Here are five money saving ideas for your consideration (Sorry I cannot give an in depth review of these ideas. You need to speak to your tax advisor or send me an email. If I can assist, I will be happy to do so.)
If your company offers a flexible spending account arrangement for out-of-pocket medical or child care expenses, or a health savings account for medical expenses, make sure you are maximizing the tax benefit.
If you own a partnership or S corporation that is expected to generate a loss this year, you may want to make a capital contribution (or in the case of an S corporation, a loan) before year end to ensure you have sufficient basis to claim the loss deduction.
By this time, you should be preparing an estimate of your tax refund or balance due for 2016. Consider increasing withholding (both Federal and State) from your paychecks now through the end of the year or deposit an additional amount before the end of the year. You just may save on penalties by doing this because the withholding is considered made as of the beginning of the year regardless of when the withholding is withheld.

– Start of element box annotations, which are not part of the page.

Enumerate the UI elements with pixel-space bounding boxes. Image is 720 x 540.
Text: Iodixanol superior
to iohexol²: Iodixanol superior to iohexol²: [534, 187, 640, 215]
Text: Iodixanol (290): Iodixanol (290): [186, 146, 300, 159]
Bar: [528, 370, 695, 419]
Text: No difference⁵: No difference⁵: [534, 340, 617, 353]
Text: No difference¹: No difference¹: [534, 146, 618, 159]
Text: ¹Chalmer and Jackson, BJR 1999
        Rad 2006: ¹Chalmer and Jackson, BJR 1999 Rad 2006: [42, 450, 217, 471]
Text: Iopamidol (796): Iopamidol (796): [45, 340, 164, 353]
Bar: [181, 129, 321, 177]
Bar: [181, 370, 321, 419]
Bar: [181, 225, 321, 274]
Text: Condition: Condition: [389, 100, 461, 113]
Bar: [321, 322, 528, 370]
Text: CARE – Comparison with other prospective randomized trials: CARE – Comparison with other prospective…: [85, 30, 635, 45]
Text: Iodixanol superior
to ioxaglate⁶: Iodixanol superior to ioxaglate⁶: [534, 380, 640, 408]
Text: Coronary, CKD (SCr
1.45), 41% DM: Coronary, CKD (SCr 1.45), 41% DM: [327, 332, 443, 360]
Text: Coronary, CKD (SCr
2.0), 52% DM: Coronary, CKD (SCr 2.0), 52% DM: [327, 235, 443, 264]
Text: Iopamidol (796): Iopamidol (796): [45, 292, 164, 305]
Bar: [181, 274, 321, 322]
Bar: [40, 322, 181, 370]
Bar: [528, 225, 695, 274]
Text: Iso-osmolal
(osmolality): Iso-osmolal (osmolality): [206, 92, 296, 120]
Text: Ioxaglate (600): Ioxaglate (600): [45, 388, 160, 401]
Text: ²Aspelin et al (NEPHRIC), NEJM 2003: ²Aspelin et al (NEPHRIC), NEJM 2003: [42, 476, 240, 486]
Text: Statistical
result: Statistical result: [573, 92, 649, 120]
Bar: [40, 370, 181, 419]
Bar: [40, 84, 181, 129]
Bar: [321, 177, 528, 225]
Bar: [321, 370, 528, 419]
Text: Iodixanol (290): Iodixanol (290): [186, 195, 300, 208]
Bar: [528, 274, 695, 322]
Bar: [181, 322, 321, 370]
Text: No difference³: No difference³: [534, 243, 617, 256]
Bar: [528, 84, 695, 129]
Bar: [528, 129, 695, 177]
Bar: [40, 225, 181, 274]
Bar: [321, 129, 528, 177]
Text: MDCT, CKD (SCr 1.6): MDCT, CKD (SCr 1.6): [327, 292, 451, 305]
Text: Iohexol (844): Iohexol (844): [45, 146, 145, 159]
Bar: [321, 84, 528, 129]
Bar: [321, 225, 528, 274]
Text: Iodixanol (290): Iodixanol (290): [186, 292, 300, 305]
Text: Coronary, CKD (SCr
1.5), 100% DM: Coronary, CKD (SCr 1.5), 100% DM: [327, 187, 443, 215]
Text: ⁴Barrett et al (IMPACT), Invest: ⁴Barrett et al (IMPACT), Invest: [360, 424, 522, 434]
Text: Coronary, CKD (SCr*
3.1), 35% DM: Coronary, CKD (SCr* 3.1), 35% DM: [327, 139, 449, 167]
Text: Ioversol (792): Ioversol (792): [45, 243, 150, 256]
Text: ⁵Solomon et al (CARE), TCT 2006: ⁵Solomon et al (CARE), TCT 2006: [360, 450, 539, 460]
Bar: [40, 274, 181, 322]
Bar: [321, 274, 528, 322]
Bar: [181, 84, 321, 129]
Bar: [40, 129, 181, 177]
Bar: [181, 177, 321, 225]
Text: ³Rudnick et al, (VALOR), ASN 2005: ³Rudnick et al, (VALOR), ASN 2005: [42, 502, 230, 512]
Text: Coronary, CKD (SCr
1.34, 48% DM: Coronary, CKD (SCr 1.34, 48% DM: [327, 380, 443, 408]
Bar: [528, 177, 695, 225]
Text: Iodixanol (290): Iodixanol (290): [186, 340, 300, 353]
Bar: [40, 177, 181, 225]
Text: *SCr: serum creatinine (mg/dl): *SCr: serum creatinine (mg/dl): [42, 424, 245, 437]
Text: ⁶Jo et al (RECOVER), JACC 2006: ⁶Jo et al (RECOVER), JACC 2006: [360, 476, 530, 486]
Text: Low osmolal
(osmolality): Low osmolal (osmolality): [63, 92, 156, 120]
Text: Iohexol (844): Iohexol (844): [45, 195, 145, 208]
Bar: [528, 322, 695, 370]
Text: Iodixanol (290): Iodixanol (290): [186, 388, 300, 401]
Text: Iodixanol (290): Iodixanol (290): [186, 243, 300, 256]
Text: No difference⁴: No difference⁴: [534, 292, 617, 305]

If you have reached age 701/2, consider making charitable donations directly from your IRA. The donations are tax-free to you, which equates to a 100 percent write-off (up to $100,000 per individual IRA owner per year), without having to itemize deductions. Caution: to get this tax break, the funds must go directly form the IRA to the charity.
If you own any securities that are all but worthless with little or no hope of recovery, consider selling them before the end of the year to capitalize on the loss this year. The loss will be a write-off up to $3,000, $1,500 for married filing separately, or offset gains.